Originally Posted by
nrajeffreturns
I can start the process of figuring out what it means, by realizing what it doesn't mean.
It obviously can't mean literally every person who has ever been conceived and who ever will be conceived, because if "all" meant literally "all" than it would be saying that Jesus sinned, since Jesus is a person, a person who was conceived and was born and had an apparently normal infancy, crying, getting hungry, wanting sleep, and all the other "selfish" things that infants do that Calvinists apparently believe to be sins but aren't.
So, once we know that "all" doesn't mean literally all because we have come up with at least one person who it doesn't include, we can conclude that "all" could have been hyperbole like when you say "Everyone's getting on my nerves today" it doesn't mean literally everyone. Then we can continue to use common sense and read the verse in context.

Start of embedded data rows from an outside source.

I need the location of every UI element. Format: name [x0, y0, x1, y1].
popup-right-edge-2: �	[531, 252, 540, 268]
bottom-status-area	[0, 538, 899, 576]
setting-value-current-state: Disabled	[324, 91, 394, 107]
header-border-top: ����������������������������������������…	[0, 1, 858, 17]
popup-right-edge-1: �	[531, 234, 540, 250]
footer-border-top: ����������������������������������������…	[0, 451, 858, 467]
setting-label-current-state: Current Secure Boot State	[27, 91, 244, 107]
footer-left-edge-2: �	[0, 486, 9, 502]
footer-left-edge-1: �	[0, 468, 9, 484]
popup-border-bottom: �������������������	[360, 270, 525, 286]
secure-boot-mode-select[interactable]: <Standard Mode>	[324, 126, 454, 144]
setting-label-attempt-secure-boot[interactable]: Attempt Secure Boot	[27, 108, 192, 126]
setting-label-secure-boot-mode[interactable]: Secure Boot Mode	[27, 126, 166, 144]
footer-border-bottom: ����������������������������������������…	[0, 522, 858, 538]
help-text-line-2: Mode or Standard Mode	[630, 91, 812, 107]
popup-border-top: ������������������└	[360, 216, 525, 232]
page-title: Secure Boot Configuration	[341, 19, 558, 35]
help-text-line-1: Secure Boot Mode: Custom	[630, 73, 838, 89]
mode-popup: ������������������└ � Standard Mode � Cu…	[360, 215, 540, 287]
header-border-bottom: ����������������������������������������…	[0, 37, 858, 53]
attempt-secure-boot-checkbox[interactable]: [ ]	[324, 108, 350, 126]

Maybe it referred to all adults in the 1st century who were accountable for any acts of rebellion against God they had committed.
It couldn't have included David's baby, for the reasons I already mentioned.
It's logical to conclude that since babies can't repent, they can't sin, and that if babies can't sin then they don't sin, and therefore were not the beings Paul had in mind when he said that all have sinned. He had to be referring to all who have the ability to sin and who have made a conscious choice to rebel against what they know God's will to be, or, if they don't know about God, against their conscience.
That's a good start toward understanding what "all have sinned" was intended to mean.